Union thugs!

February 11th, 2016

No, really.

I was visited by the Union Fairy this morning.

I was going about my business, setting things up so that I can work a truly irrational amount of overtime next week, and walked away from my bench for a few moments. You know, like thirty seconds, tops. When I came back to my desk, I was greeted with this. Apparently, I was due a new union card, and one of our union representatives must have dropped it off.

The only problem with that is that we work in the far corner of our building, and there's no way anyone can approach us without our knowing it. There's just one hallway that leads to us isn't choked with clutter and refuse, so anybody coming our way would either be seen or heard, whether coming or going. And this morning, we didn't see or hear anyone around at all. At all

On top of that, none of the union guys would've been around. As it happens, probably in some effort to screw with our heads, all the union reps are currently assigned to the night shift. Which means there isn't really any union representation going on during the day. So there wouldn't have even been any of them around to ninja us our new cards, because they would've all been gone by this point.

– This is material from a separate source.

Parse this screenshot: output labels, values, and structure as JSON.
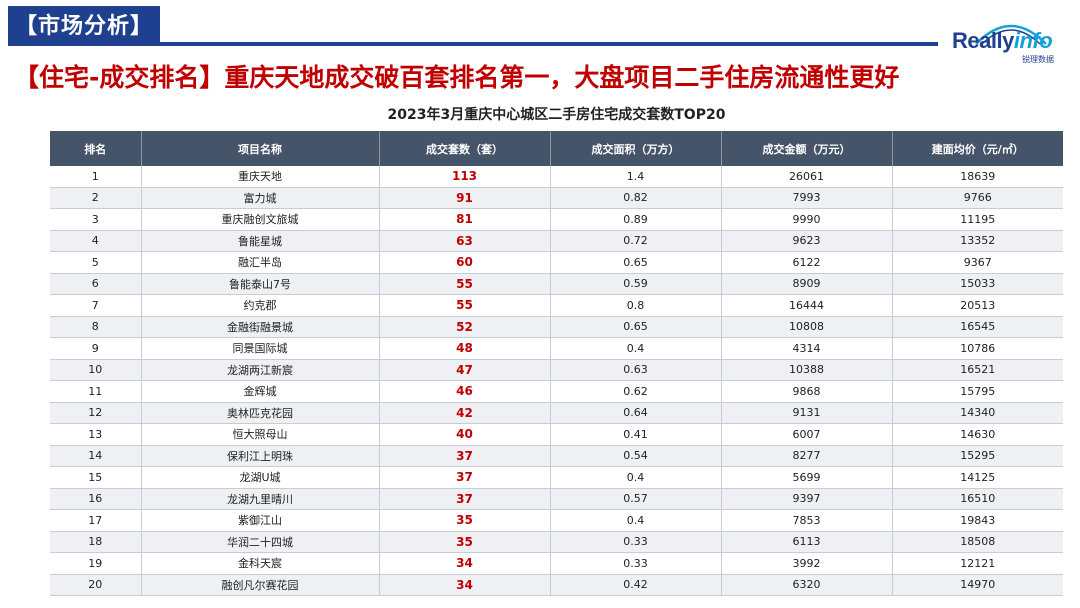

And likely drunk, as is the norm.

So I guess since our reps were gone for the day, and nobody had been around our cell, logic dictates that I was visited by a union fairy. Drifting through the ostensibly solid walls on wispy wings, sprinkling union dust all about in order to manifest my new card, and performing other works that can only be attributed to magic. Or something. I don't know, I can't explain it, hence my babbling here.

As I've stated, once some silly mystery lodges itself in my head, I just. Can't. Get. It. Out.